I need some help making one graph to display the following:
  1. a separate line plotted on the same graph for each deviceID
  2. for each line plotted, I would like the line style to change from a solid linestyle when mode is 1 to a dashed linestyle when mode is 0?
  3. y axis should represent temperature and x axis should represent the timestamp
I'm new to thingspeak and matlab...the best I have been able to achieve so far is one line on a graph but it has all temperatures and mode from all devices...I haven't been able to separate the lines by deviceID and have no clue if matlab can plot a line using different linestyles partway through the line.

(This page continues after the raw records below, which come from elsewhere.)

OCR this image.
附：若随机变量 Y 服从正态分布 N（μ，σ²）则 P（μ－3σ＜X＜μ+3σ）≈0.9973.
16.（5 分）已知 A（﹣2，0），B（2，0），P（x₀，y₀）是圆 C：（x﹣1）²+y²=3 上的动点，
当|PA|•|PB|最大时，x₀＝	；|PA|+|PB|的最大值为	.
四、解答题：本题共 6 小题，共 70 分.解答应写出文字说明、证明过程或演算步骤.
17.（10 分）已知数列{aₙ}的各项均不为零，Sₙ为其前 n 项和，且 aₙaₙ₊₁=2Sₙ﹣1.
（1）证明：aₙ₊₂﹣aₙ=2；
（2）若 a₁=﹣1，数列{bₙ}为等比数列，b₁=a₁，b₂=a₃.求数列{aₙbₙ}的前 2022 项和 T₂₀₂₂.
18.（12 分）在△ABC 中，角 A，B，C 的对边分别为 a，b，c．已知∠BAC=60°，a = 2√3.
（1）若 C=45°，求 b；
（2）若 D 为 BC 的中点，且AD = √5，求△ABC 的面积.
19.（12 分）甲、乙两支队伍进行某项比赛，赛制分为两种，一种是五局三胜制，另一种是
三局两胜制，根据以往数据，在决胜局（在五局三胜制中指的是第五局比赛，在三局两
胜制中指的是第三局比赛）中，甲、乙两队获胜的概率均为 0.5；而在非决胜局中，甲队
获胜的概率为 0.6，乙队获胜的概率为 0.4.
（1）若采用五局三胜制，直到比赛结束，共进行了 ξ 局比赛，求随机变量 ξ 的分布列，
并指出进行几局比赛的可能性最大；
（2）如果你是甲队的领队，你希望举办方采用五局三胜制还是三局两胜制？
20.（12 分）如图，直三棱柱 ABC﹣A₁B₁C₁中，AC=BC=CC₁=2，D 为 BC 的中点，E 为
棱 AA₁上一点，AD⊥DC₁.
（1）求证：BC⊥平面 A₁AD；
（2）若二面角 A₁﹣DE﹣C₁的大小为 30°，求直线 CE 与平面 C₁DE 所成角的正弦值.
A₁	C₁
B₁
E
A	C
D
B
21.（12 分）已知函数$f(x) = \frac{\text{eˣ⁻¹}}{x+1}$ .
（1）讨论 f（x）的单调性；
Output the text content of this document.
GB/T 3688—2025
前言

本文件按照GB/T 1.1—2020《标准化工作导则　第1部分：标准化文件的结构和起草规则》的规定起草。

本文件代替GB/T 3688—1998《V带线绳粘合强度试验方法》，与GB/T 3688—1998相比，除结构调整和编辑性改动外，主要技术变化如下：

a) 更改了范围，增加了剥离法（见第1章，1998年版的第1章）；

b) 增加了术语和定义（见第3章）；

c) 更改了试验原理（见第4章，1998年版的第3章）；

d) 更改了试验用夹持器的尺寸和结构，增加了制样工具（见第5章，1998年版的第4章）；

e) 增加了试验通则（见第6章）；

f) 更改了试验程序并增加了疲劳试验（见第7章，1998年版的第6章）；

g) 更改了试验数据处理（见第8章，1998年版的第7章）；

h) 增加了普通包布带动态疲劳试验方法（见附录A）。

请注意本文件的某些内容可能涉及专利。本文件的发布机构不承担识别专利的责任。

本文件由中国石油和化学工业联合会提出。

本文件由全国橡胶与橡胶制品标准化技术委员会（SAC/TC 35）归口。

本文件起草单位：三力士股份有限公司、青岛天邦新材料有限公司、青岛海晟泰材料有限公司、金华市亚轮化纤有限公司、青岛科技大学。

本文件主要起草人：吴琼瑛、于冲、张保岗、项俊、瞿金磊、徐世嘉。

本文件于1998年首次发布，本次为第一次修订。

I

Any gurus out there that can point me in the right direction? Thanks, Marco

Answers (1)

dpb
dpb on 18 Oct 2015
Edited: dpb on 20 Oct 2015
  1. Put each device x,y data in a separate column in an array and call plot Each column will automagically be a new line with cycling colors
  2. No can do with a single line, linestyle is a property of the entire line, not of the points or line segments along the line. You'll have to break up the above column vectors into multiple arrays spanning the time periods of the mode variable
  3. time data are plotted in Matlab use date numbers of the new datetime object class.
NB: on the point re: multiple sections for a given line and columns in an array. You can fill unused areas within the array w/ NaN which will allow the array to be rectangular as it must be and yet not plot those points.
Alternatively, you can plot the first line, call
hold on
ADDENDUM
BTW, another way to deal with the mode flag would be (particularly if you have all the data a priori for plotting rather than piecemeal) would be to set a logical addressing array to true|false depending on mode and set the alternative locations to NaN as mentioned previously. This will leave you w/ the same sized array for all so the lines are all the same length but not display the NaN locations. and then add subsequent lines to your heart's content.
See the "Getting Started" section in the online doc on graphics for examples to help the learning curve.
ADDENDUM 2
OK, had a few minutes...here a trivial example to illustrate the idea...
First, show all at once...
y=randn(10,3); % some dummy data to plot (3 var's, 10 obs/variable)
plot(y) % plot vs index; define x array for values
legend(num2str([1:3].','Sensor %d')) % label to identify
idx=randi([3,8],1,3); % set an arbitrary spot in each series
mode=true(size(y)); % initialize the mode array
for i=1:3 % set those above that to false
mode(idx(i):end,i)=false;
end
>> mode % example output
mode =
1 1 1
1 1 1
1 1 1
1 0 1
1 0 1
1 0 0
0 0 0
0 0 0
0 0 0
0 0 0
y1=y;y1(~mode)=nan; % for mode 1 use solid; keep 'TRUE'
figure % new figure
plot(y1) % and plot w/ solid line
hold on % to subsequently add to same plot
for i=1:3 % endpoint one less to make continuous line
mode(idx(i)-1:end,i)=false;
end
y2=y;y2(mode)=nan; % opposite group
plot(y2,':') % dotted line
Note that moved the boundary by one so when applied the NaN the second time would pick up the end point of the previous line as the starting point. W/o that, there would be a gap in the displayed line as the dotted line would start an observation after the previous so no line would be drawn between the two segments.